Anyhow, today was commissioning the router. Much pain as it was second hand and was password protected. I had to download a manual (very slowly!) to find out how to do a factory reset. Eventually, success in the attic room, but how to get the signal down to the kitchen wing for guests and indeed my main desktop computer there?
I normally use mains wiring to get Internet around the castle, as a single stone wall will kill WiFi, but this was not working for some reason. :-( Again much debugging. I walked round the castle testing which sockets worked with power line plugs and which didn't. Gregor had talked about "new" and "old" wires when I complained about networking not working through the wiring. This seemed nonsensical to me i.e. how can an Ethernet packet know the difference between an old and a new wire? In fact Gregor was totally right. From which sockets were working and which were not I deduced the signal was not getting through the new fuse box which is wired off the old fuse box.
Essentially, through relatively recent improvements in the castle wiring, it no longer worked as a single network! :-) This is not strictly true, as during my testing, the odd Ethernet packet would successfully jump from the new wires to the old wires.
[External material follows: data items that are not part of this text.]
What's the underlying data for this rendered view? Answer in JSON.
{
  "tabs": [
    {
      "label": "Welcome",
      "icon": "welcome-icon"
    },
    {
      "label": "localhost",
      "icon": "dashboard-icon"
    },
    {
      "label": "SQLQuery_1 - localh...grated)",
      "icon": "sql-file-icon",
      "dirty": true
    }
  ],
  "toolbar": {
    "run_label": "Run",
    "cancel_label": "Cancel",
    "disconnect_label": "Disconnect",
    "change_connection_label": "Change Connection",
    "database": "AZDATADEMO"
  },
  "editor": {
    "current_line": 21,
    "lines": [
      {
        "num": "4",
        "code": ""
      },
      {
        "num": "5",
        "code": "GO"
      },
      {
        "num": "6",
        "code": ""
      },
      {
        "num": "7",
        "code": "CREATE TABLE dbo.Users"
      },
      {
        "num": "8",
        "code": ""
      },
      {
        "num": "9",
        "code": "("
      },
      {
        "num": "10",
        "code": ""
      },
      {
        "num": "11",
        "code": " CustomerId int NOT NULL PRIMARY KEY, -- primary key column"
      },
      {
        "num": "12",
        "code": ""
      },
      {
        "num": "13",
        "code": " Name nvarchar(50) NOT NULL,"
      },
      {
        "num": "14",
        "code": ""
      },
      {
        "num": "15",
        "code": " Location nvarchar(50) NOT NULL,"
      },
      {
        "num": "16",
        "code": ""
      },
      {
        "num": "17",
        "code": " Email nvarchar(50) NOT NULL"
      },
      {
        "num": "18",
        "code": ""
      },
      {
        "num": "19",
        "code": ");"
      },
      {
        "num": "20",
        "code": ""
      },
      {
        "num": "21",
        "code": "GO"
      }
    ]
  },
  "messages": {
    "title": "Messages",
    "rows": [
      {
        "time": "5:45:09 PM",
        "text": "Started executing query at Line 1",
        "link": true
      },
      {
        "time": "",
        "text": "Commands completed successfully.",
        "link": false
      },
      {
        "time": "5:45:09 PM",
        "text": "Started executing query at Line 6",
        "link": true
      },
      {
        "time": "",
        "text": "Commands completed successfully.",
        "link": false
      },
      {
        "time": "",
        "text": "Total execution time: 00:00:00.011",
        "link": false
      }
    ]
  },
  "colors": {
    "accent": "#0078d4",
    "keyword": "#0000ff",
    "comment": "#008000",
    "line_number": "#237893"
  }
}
It was about 1 in 4. This phenomenon would also appear to be intermittent, as it might explain why my media sever on my old wiring does not always talk to my media client on my new wiring.
My proposed solution was to run a 50m mains cable from the boiler room in the kitchen wing to the attic room all the way up the servant's staircase to ensure the powerline plug connected to my 4G modem and the powerline plug connected to my desktop computer were on the same mains circuit. Would this work?
Hurrah, it did! I lost a few Ethernet packets in initial testing but then this soon stopped. I took some bandwidth measurements on my desktop, comparing the landline "broadband" with the mobile broadband. These came out at 0.2 Mbits and 10 Mbits respectively. For most people 10 Mbits is slow, but at the castle this is a factor of 50 improvement! In the kingdom of the blind, the one-eyed man is king.
before: existing landline bandwidth test result |
after: new mobile network bandwidth test result |
new Internet journey 1/5: 4G router in tower window talks to powerline plug on extension cable |
new Internet journey 2/5: 50m blue extension cable drops down servants' staircase |
new Internet journey 3/5: extension cable plugs into socket in boiler room |
new Internet journey 4/5: powerline plug takes signal from mains wiring (by-passing landline router on left) |
new Internet journey 5/5: signal makes final hop to desktop NUC computer via yellow Internet cable |
As all mobile broadband users know, unlimited data is so expensive that it is not the norm and having a monthly data allowance puts this fear of God (and excess data charges) into uber-geeks like myself who eat bandwidth like hot dinners. Giff-Gaff do an "unlimited" package for £25: 20 Gbytes at full speed over a month, throttled back to 0.386 Mbits for any data over this but with no extra charges. While the throttled speed would be a problem for most users, it is still faster than the castle's landline, so here the package is a good option and this was instrumental in the 4G router purchase.
I will be making a claim against EE for a broken Internet service for the last 6 months, which is the period of time that the bandwidth has definitely been too low to be usable.
So the outcome is that the castle has workable Internet for the first time in 10 years. The larger picture is that the Internet is so important to basic life operation nowadays, that I have been through extreme pain over the last month and my mission to get something workable over the last week, has been like a drug addict trying to get a fix. The problem, of course, is with the service providers who know perfectly well their service is broken, but neither fix this, inform their customers nor provide compensation.